I wrote a post a little over a year ago about my personality type. I took the MBTI and it told me I was an INFJ. I’m generally skeptical of anyone claiming that a simple test can tell you who you are (I took the Enneagram once and didn’t quite agree with it), but part of what I like about Myers-Briggs is that it doesn’t claim to do that. It’s a guideline, nothing more, nothing less. If you accept that people generally do fall into one of sixteen basic types, then knowing which one you are might help you understand why you are the way you are and how you can better relate to other people. It’s rare that I get this defensive of something that has nothing to do with Doctor Who, but this article fucking pissed me off. The MBTI is not a fucking horoscope. It’s not a goddamn Buzzfeed quiz. I don’t know how much actual evidence or research there is to back it up, but I don’t need any to see that the aforementioned article is no more than lazy clickbait. The MBTI has helped me feel like I fit better into the world, specifically because what it says about me is not entirely flattering. That gives me a little bit more strength, and it means that my feelings of not fitting in may not be just my imagination after all.
I’m at the age where people I know are starting to get married and settled down. Except what does “settle down” actually mean? It can’t just mean that you buy a house in the suburbs and get a boring office job, 2.5 kids, etc. I’ve said before that I have no interest in that life, but that does not make me inherently more interesting than the people who do. There are infinite ways to be unconventional. And you can’t define yourself simply by being an outsider. There is a line in Elementary (which is itself a paraphrase of a line from one of the stories) where Sherlock tells Watson, “You make an effort to appear conventional, but I know, Watson, that you share my love for all that is bizarre and outside the humdrum routine of ordinary life.” I’m not very good at appearing conventional. I think that’s why I’m not very popular. But there are people who are every bit as weird as I am who are just better at appearing “normal”. And there are folks who pretend to be cool and rebellious but are actually playing it really, really safe.

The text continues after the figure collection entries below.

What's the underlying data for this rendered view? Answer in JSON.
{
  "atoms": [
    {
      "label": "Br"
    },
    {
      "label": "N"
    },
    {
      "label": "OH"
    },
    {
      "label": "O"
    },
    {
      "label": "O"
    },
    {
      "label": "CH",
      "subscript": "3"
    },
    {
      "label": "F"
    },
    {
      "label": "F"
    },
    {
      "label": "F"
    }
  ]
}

I’m looking for something to tie all of this together. I’ve just returned after a month off of blogging. I didn’t expect all of my shit to be sorted out when I came back, and it’s not. Who could have predicted that? I still have lots of opinions, though. I recently stopped listening to This American Life for a little while because it’s too white and privileged even for me. (I really did not find their turning that story of an undercover cop who ruins a straight-A student’s life into a musical very amusing. That bitch manipulates him into buying weed for her and somehow he’s the bad guy? God, I could just smack her. And she seems to think that’s somehow the same as catching a meth dealer.) I’m very, very slowly getting back into gaming—not just computer games, but jigsaw puzzles and other such intellectually stimulating things. I have a great many gifts, but I still haven’t found my Watson. And as is often the case, the only way that I can see that happening is if I first get the world to back the fuck off first. So before I say goodbye, let me just say that I have no idea why Hulu Plus has ads. I thought not having ads was the whole point of a premium service? Oh, well.
Actually, one more thing: Weird Al is aging remarkably well, isn’t he? Hasn’t lost his touch, either. He’s really more musically talented than he gets credit for. Oh, and this article reminds me of me. Good night, folks.